L’ouverture de la Section Norvégienne au lycée Édouard Herriot de Lyon fait suite à l’accord TROLL, signé entre la France et la Norvège en décembre 1986. La France mettait à disposition de la Norvège des places supplémentaires pour de jeunes norvégiens désirant passer le bac en France. Mais où fallait-il les créer ? Les sections existantes de Rouen et Bayeux jugées assez grandes pour ne pas accueillir plus d’élèves, il fallut chercher ailleurs. Pourquoi pas une ville universitaire où le norvégien était déjà enseigné, comme à Strasbourg, Caen, Paris ou Lyon ? Entre ces villes-ci, le choix semblait évident, vu que la colonie norvégienne était déjà importante à Caen, et qu’il serait difficile pour de jeunes Norvégiens de s’intégrer dans un milieu français dans des villes internationales comme Paris et Strasbourg ...Parmi les différents lycées candidats, c’est alors celui d’Édouard Herriot qui fut choisi tant par son niveau de qualité que par la proximité d’un foyer d’accueil pour les élèves.
Au mois de mai 1989 précédant la première rentrée, Kjersti Kleveland, première responsable de la section, chargée d’enseigner le norvégien et d’encadrer les élèves, est venue visiter les lieux. Elle a pu constater que les meilleures dispositions pour les accueillir étaient en place. Mme Dumont , proviseur du lycée, mettait à leur disposition une salle de classe et lui fit visiter plusieurs appartements où se loger. Des parents d’élèves, enthousiastes et curieux, se proposaient déjà pour être familles d’accueil pour les Norvégiennes. Ses futurs collègues lui manifestaient une bonne volonté prometteuse.

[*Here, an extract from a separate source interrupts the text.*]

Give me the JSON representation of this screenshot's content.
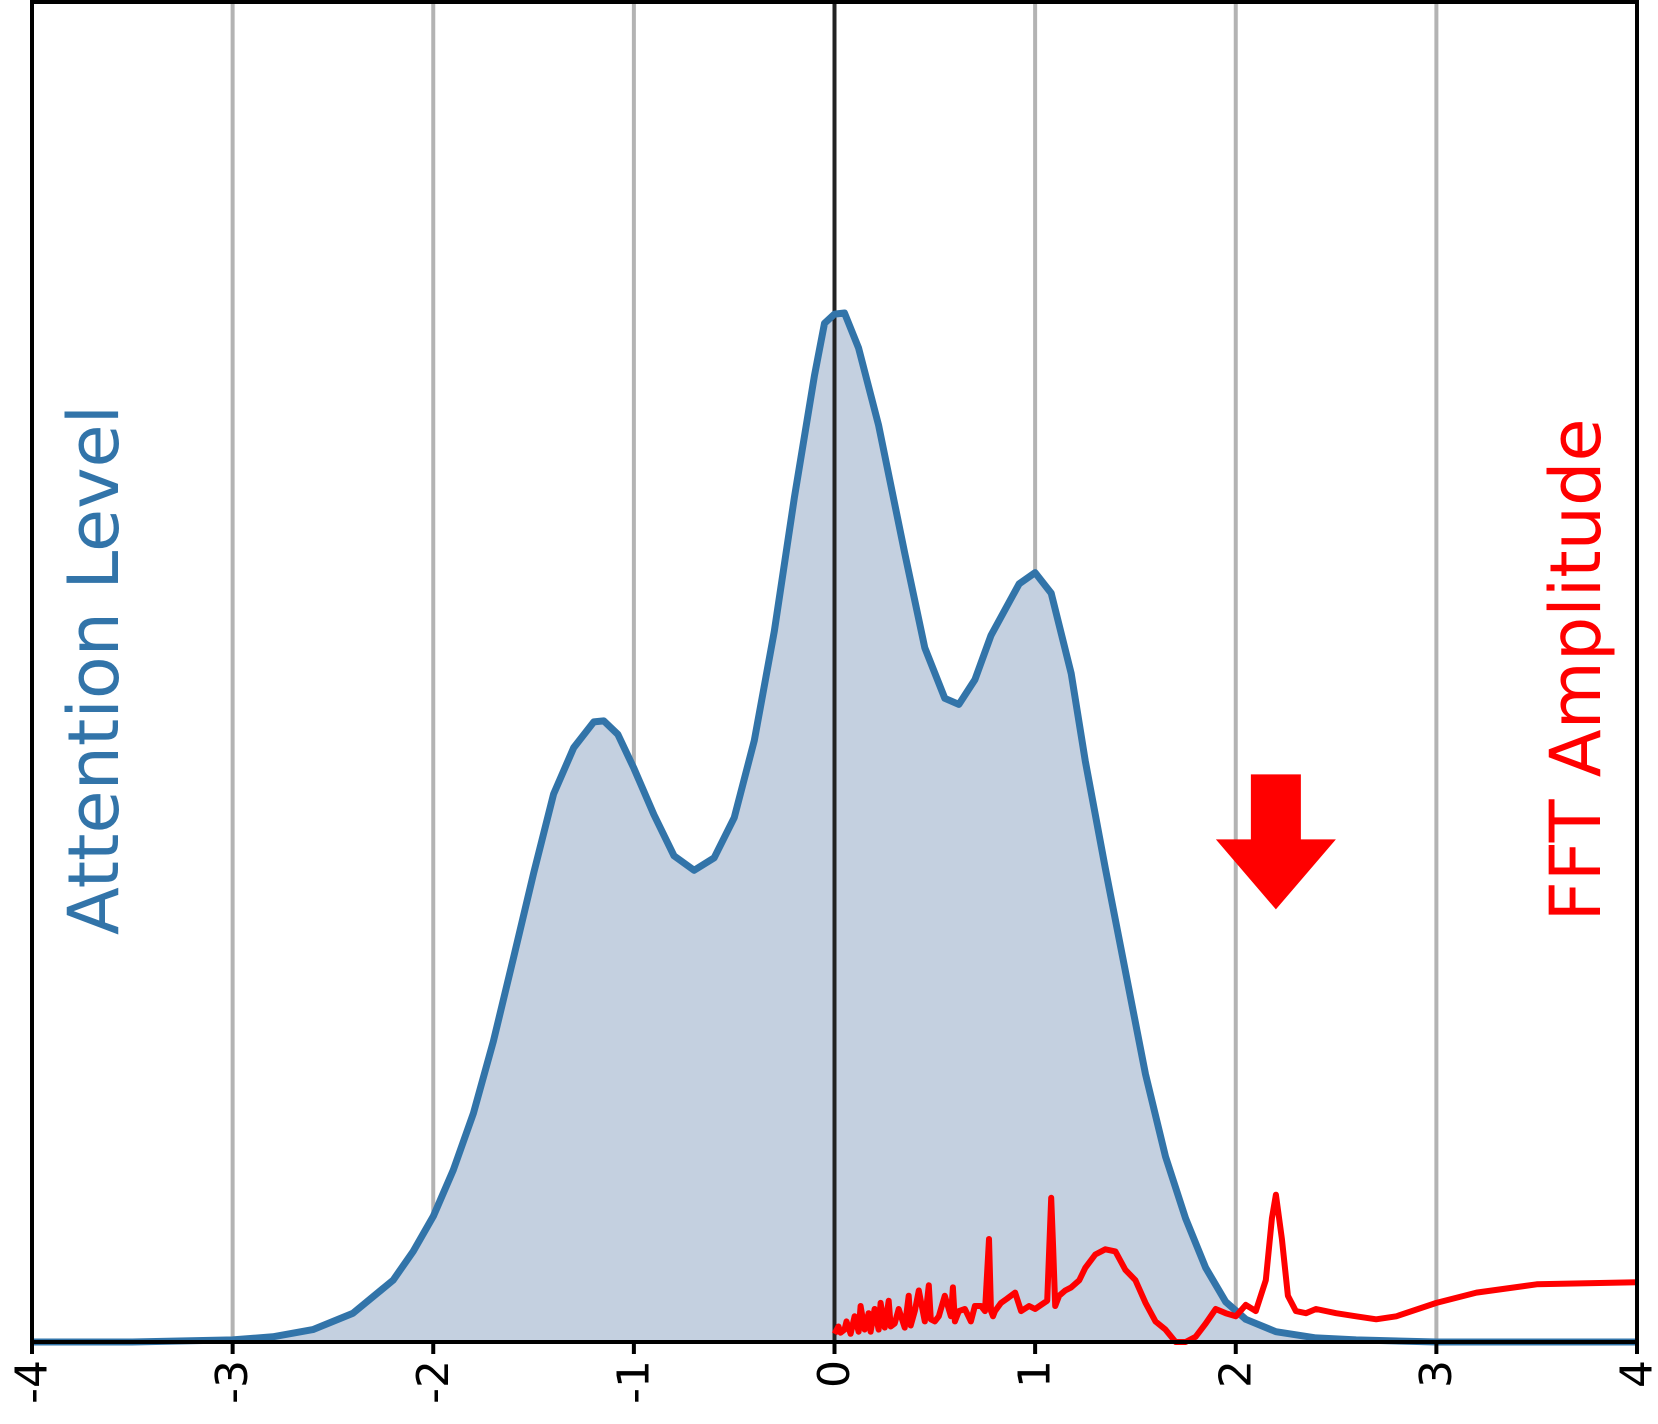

Arrivée en août, un mois avant la rentrée, elle a quand même du résoudre quelques problèmes avec ses collègues pour que tout fonctionne bien rapidement : Pourrait-on appliquer les modèles de fonctionnement des sections de Bayeux et Rouen, où fallait-il en trouver un, mieux adapté à la situation lyonnaise ? Quels seraient le rôle et les responsabilités des familles d’accueil ? Comment répartir les élèves norvégiennes dans les classes ? Comment gérer la vie au foyer ?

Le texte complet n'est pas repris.